On March 3rd, no one was killed — or even seriously injured — when a devastating tornado ripped through the Eufaula airport.

Were they lucky? That’s not the way one Eufaula businesswoman sees it.

“People say lucky. I say blessed,” says Sam DeFee. “Because it was too close for there not to be a reason we survived it.”

Sam DeFee owns a popular Eufaula restaurant, Sam’s Kitchen and Grill, that is located adjacent to Weedon Field, the city’s airport on U.S. Highway 431 north of town.

She draws large crowds for Sunday lunch. On March 3, 2019, the dinner crowd was gone. DeFee and six staff members remained.

The weather turned bad and she got a call telling her there was tornado was in the neighborhood.

“As I got off the phone, I’m looking outside and I couldn’t see anything,” she said recently. “Everything was white. It was all whited out. Just like somebody dropped a sheet over the window.”

She got a headcount and they took cover in an external cooler before ending up next to a concrete wall in the middle dining room.

“And we just got on our knees in front of the brick wall,” she said. “At this point, I think everything was pretty much over by then.”

She was not prepared for what she saw in the aftermath. The Eufaula airport, a popular refueling and plane storage spot, was destroyed. Hangars were nothing more than mangled metal. Airplanes were flipped around like they were toys.

“You hear about it. You talk about it,” DeFee said. “And you hear other people say how devastating it is. You always think it’s not going to happen to us. It’s not going to be near us. Then you walk out and see it visually, and it’s just unreal — just unreal.”

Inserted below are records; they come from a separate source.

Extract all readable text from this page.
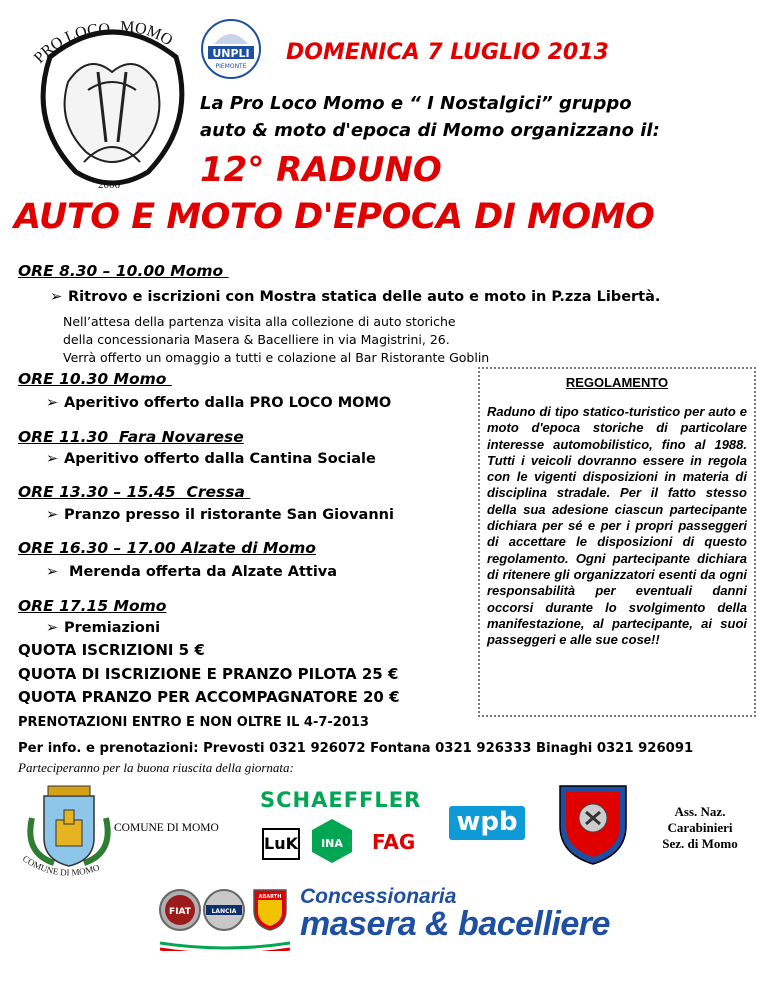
PRO LOCO MOMO
2006
UNPLI
PIEMONTE
DOMENICA 7 LUGLIO 2013
La Pro Loco Momo e “ I Nostalgici” gruppo
auto & moto d'epoca di Momo organizzano il:
12° RADUNO
AUTO E MOTO D'EPOCA DI MOMO
ORE 8.30 – 10.00 Momo
➢ Ritrovo e iscrizioni con Mostra statica delle auto e moto in P.zza Libertà.
Nell’attesa della partenza visita alla collezione di auto storiche
della concessionaria Masera & Bacelliere in via Magistrini, 26.
Verrà offerto un omaggio a tutti e colazione al Bar Ristorante Goblin
ORE 10.30 Momo
➢ Aperitivo offerto dalla PRO LOCO MOMO
ORE 11.30  Fara Novarese
➢ Aperitivo offerto dalla Cantina Sociale
ORE 13.30 – 15.45  Cressa
➢ Pranzo presso il ristorante San Giovanni
ORE 16.30 – 17.00 Alzate di Momo
➢ Merenda offerta da Alzate Attiva
ORE 17.15 Momo
➢ Premiazioni
QUOTA ISCRIZIONI 5 €
QUOTA DI ISCRIZIONE E PRANZO PILOTA 25 €
QUOTA PRANZO PER ACCOMPAGNATORE 20 €
PRENOTAZIONI ENTRO E NON OLTRE IL 4-7-2013
REGOLAMENTO
Raduno di tipo statico-turistico per auto e moto d'epoca storiche di particolare interesse automobilistico, fino al 1988. Tutti i veicoli dovranno essere in regola con le vigenti disposizioni in materia di disciplina stradale. Per il fatto stesso della sua adesione ciascun partecipante dichiara per sé e per i propri passeggeri di accettare le disposizioni di questo regolamento. Ogni partecipante dichiara di ritenere gli organizzatori esenti da ogni responsabilità per eventuali danni occorsi durante lo svolgimento della manifestazione, al partecipante, ai suoi passeggeri e alle sue cose!!
Per info. e prenotazioni: Prevosti 0321 926072 Fontana 0321 926333 Binaghi 0321 926091
Parteciperanno per la buona riuscita della giornata:
COMUNE DI MOMO
COMUNE DI MOMO
SCHAEFFLER
LuK INA FAG
wpb	Ass. Naz.
Carabinieri
Sez. di Momo
FIAT	LANCIA
ABARTH Concessionaria
masera & bacelliere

The final total was $70 million in property damage in Eufaula. Dozens of planes, including a $30 million jet, were total losses. The city’s northside fire station was destroyed, with two firefighters huddled in a tub inside the bathroom.

Mayor Jack Tibbs was one of the first on the scene. A year later, he can’t believe how there could be such good fortune in such destruction.

The tornado missed a neighborhood just west of the airport.

“It released its wrath right here on the airport when it got here,” Tibbs said. “We had seven people here. Two in the fire station … We were very blessed.”

The mayor says that everything that was destroyed can be replaced.

“We didn’t lose anybody or have any bad injuries, so we were just very blessed,” he said. “Not like our neighbors to the north.”

Those neighbors Tibbs is talking about lived in Beauregard, where 23 lives were loss from a tornado that part of the same weather system.

March 3rd left a mark on DeFee and others who survived it.

“I remember dropping my head almost all the way to my knees. … and being scared,” she said. “… We could have been Beauregard. We could have been Beauregard. Absolutely.”